Extracts domain positions from a manually specified PAE file in the DataFrame.

Parameters:
  • df: The DataFrame containing protein data, including a ‘pae_file’ column with file path to PAE file.

  • protein: The Protein object for which to find domains.

Returns:
  • A list of domain positions

alphafragment.process_proteins_csv.find_user_specified_domains(protein_name, df)

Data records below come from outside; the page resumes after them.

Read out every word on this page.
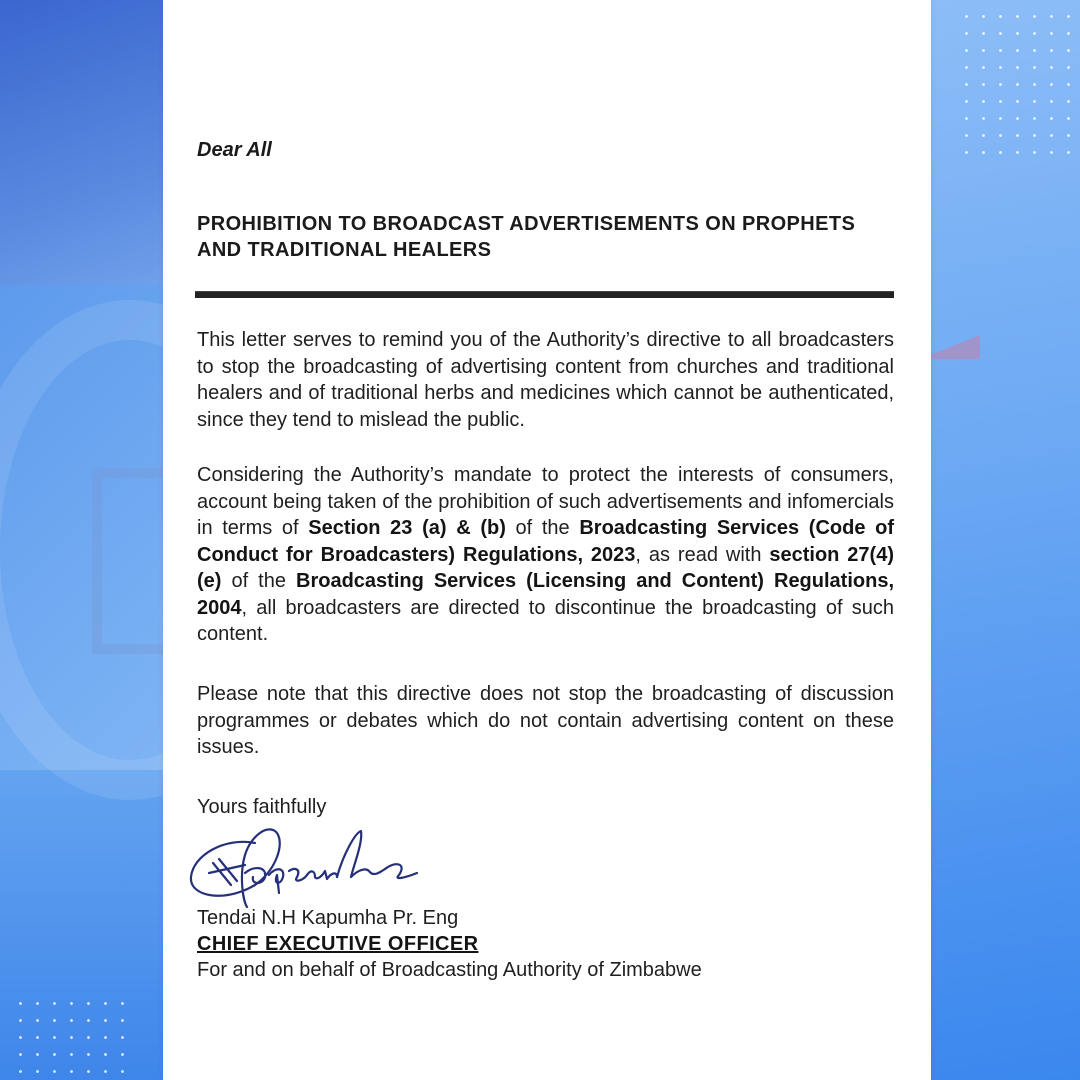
Dear All
PROHIBITION TO BROADCAST ADVERTISEMENTS ON PROPHETS AND TRADITIONAL HEALERS

This letter serves to remind you of the Authority’s directive to all broadcasters to stop the broadcasting of advertising content from churches and traditional healers and of traditional herbs and medicines which cannot be authenticated, since they tend to mislead the public.

Considering the Authority’s mandate to protect the interests of consumers, account being taken of the prohibition of such advertisements and infomercials in terms of Section 23 (a) & (b) of the Broadcasting Services (Code of Conduct for Broadcasters) Regulations, 2023, as read with section 27(4)(e) of the Broadcasting Services (Licensing and Content) Regulations, 2004, all broadcasters are directed to discontinue the broadcasting of such content.

Please note that this directive does not stop the broadcasting of discussion programmes or debates which do not contain advertising content on these issues.

Yours faithfully
Tendai N.H Kapumha Pr. Eng
CHIEF EXECUTIVE OFFICER
For and on behalf of Broadcasting Authority of Zimbabwe
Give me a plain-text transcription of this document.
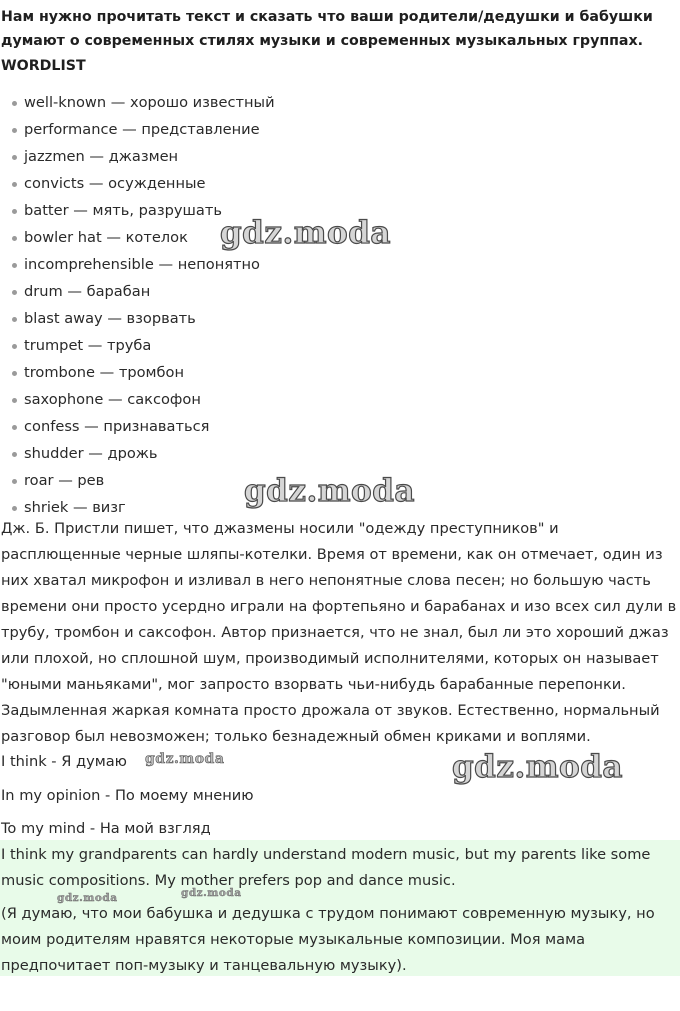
Нам нужно прочитать текст и сказать что ваши родители/дедушки и бабушки думают о современных стилях музыки и современных музыкальных группах.

WORDLIST

well-known — хорошо известный
performance — представление
jazzmen — джазмен
convicts — осужденные
batter — мять, разрушать
bowler hat — котелок
incomprehensible — непонятно
drum — барабан
blast away — взорвать
trumpet — труба
trombone — тромбон
saxophone — саксофон
confess — признаваться
shudder — дрожь
roar — рев
shriek — визг

Дж. Б. Пристли пишет, что джазмены носили "одежду преступников" и расплющенные черные шляпы-котелки. Время от времени, как он отмечает, один из них хватал микрофон и изливал в него непонятные слова песен; но большую часть времени они просто усердно играли на фортепьяно и барабанах и изо всех сил дули в трубу, тромбон и саксофон. Автор признается, что не знал, был ли это хороший джаз или плохой, но сплошной шум, производимый исполнителями, которых он называет "юными маньяками", мог запросто взорвать чьи-нибудь барабанные перепонки. Задымленная жаркая комната просто дрожала от звуков. Естественно, нормальный разговор был невозможен; только безнадежный обмен криками и воплями.

I think - Я думаю

In my opinion - По моему мнению

To my mind - На мой взгляд

I think my grandparents can hardly understand modern music, but my parents like some music compositions. My mother prefers pop and dance music.

(Я думаю, что мои бабушка и дедушка с трудом понимают современную музыку, но моим родителям нравятся некоторые музыкальные композиции. Моя мама предпочитает поп-музыку и танцевальную музыку).

gdz.moda
gdz.moda
gdz.moda
gdz.moda
gdz.moda	gdz.moda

Finds domains listed in a dataframe for a particular protein.

Parameters:
  • protein_name (str): The name of the protein to find domains for.

  • df (dataframe): DataFrame with protein names in a column ‘name’ and user-defined domains in a column “domains”, as a list of (start, end) tuples or (key, (start, end)) tuples for each protein, using 1-based indexing.

Returns:
  • list of Domain objects: A list of Domain objects representing the manually defined domains for the protein, using 0-based indexing.

Raises:
  • TypeError: If the input DataFrame or domain_data has incorrect type.

  • ValueError: If the DataFrame is missing required columns or if the domain data cannot be parsed.

Notes:
  • Domains are expected to be provided using 1-based indexing but will be processed and output with 0-based indexing.

alphafragment.process_proteins_csv.fragments_from_csv(df, protein)

Extracts fragment positions from a ‘fragments’ column in the DataFrame. Converts from 1 -> 0 based indexing if fragments start at position 1

alphafragment.process_proteins_csv.initialize_proteins_from_csv(csv_path)

Reads a CSV file with columns for protein names and accession IDs, and initializes a list of Protein objects. Fetches protein sequences from UniProt - if fetching fails, can use manually provided sequence (eg if protein is known to not be in uniprot, provide a sequence in a column ‘sequence’ and no accession_id - note that this will mean no domains can be found from alphafold or uniprot and these must be manually specified if needed). Does not initialize a Protein object for if both fetching and manual provision fail.

Parameters:
  • csv_path (str): The path to the CSV file.

Returns:
  • list of Protein objects: A list of Protein objects initialized from the data in the CSV file.

  • dataframe: The DataFrame containing all data from the CSV file.

Errors and Exceptions:
  • Raises ValueError if required columns (‘name’, ‘accession_id’) are not found.

  • Reports when sequences cannot be fetched (e.g., invalid accession_id, network issues) and when a manually provided sequence is used instead.

  • Prints an error message if neither fetching nor manual sequence provision is successful and the protein cannot be initialised.

Notes:
  • Column names must be ‘name’ and ‘accession_id’ for protein name and accession ID respectively. If csv includes columns for manually specified protein sequences or domains, these should be named ‘sequence’ and ‘domains’ respectively. Capitalisation will be ignored. Other columns can also be included.

  • Sequences entered in a ‘sequence’ column will only be used if no sequence data is found in UniProt. If a sequence is found in UniProt, the ‘sequence’ column will be ignored (and overwritten if the update_csv_with_fragments function is used).

alphafragment.process_proteins_csv.reinitialize_proteins_from_csv(input_csv_path)

Reinitializes Protein objects saved to a CSV file.

Parameters:
  • input_csv_path: The path to the CSV file containing protein data.

Returns:
  • A list of Protein objects.

  • The DataFrame containing all data from the CSV file.

alphafragment.process_proteins_csv.update_csv_with_fragments(df, output_csv, proteins)

Reads a dataframe and outputs a csv file containing the original data, plus data for protein fragment indices and sequences, and domains identified in the protein.

Parameters:
  • df (dataframe): DataFrame containing initial information, likely from an input csv.

  • output_csv (file path ending .csv): Path to save the final csv file.

  • proteins (list of Protein objects): Protein objects containing information on Domain and fragment locations to be added to the output data.

Returns:
  • dataframe: A new DataFrame with updated data and reordered columns.

Notes:
  • Reorders columns for consistency

  • Domains in output are referenced using 1-based indexing.

  • Fragments in output are referenced using 1-based indexing and inclusive of the start and end residues.